Wednesday, 8 September 2010

Going Underground

Tube strike, what tube strike? Congratulations on national BBC TV news last night for hardly mentioning the tube strike, big boo's to BBC Online who had it as a second lead.  Yesterday there was a tube strike in London and it had an impact on commuters and tourists traveling through or into London but as an interesting national story it didn't, as the hacks in Fleet Street I used work with would say; 'have legs' which by the way were the very thing I used to get to Euston from Liverpool Street yesterday.

When you work in a radio or TV newsroom and something personally happens to you it can be easy to use your own influence on the event.  I hold my hands up in guilt, in years past if I got stuck on a train through delays I would not only call up my radio stations travel centre and get them to bump the news of my train delay up but I have also been known to call my chums on 'other' stations to really give the rail company a good kicking.  Was it editorially justified? No it was not.

So how do you decide whether you should run with a story like a tube strike? The first question to ask is how universal is the story? How many of your listeners or viewers are affected by it?  Heavy snow is a great universal story for local radio and TV but again a flake of snow in London gets national coverage whilst 2 foot of the stuff 'up north' doesn't bear a mention.  The answer to that of course is where do the Editors of BBC and ITV national news live?
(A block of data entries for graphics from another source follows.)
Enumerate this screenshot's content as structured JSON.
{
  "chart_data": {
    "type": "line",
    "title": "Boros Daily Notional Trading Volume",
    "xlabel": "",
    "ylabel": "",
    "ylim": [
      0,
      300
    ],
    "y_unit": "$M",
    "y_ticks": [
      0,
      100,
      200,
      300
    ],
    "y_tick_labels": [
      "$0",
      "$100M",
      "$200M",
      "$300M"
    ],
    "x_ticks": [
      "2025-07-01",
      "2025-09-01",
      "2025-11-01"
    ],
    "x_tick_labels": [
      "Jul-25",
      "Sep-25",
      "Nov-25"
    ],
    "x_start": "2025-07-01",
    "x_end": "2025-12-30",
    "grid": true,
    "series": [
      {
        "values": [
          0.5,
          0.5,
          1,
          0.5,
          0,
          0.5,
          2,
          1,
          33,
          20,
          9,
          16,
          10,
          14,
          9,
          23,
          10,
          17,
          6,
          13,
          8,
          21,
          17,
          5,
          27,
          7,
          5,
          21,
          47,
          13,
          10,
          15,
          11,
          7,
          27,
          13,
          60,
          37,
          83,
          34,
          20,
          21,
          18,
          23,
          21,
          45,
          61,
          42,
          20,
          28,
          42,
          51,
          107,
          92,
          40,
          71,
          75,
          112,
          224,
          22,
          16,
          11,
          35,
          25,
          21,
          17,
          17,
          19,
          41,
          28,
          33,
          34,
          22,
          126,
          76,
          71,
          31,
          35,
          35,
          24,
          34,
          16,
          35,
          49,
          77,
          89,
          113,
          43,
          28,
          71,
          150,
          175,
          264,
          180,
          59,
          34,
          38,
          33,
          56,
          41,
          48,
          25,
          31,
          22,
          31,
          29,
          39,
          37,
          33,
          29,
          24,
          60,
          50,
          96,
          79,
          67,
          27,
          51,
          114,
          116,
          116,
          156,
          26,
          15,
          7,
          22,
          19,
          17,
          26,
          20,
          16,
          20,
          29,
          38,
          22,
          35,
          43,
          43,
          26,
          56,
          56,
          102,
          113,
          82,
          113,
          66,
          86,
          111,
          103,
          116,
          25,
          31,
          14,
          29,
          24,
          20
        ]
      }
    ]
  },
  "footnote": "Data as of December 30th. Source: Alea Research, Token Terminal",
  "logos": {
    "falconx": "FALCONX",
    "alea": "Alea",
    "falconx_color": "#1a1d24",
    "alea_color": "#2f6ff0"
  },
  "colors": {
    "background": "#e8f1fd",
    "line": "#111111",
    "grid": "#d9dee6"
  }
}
So just how many Londoner's were inconvenienced yesterday? And how interested were they to hear or watch wall-to-wall coverage?

Finally on ITV News London last night a plucky reporter was standing 'live' on London Bridge trying to ask passers by about what they thought.  They just pushed past her intent on getting on with their lives as usual.  I wonder if someone in the gallery was thinking - perhaps this isn't such an interesting story after all?  (Pic above Bob Crowe RMT Union Leader)

1 comment:

james said...

Hmm. On average there are three million journeys. The tube strike materially affected more people than anything else in the news that day.

There are 7 million people in London. That's more than the entire population of Scotland. Yet Scotland has its own version of BBC1 and BBC2, doesn't have ITV at all (it has STV instead), and has Scottish versions of all the major newspapers. Odd, isn't it?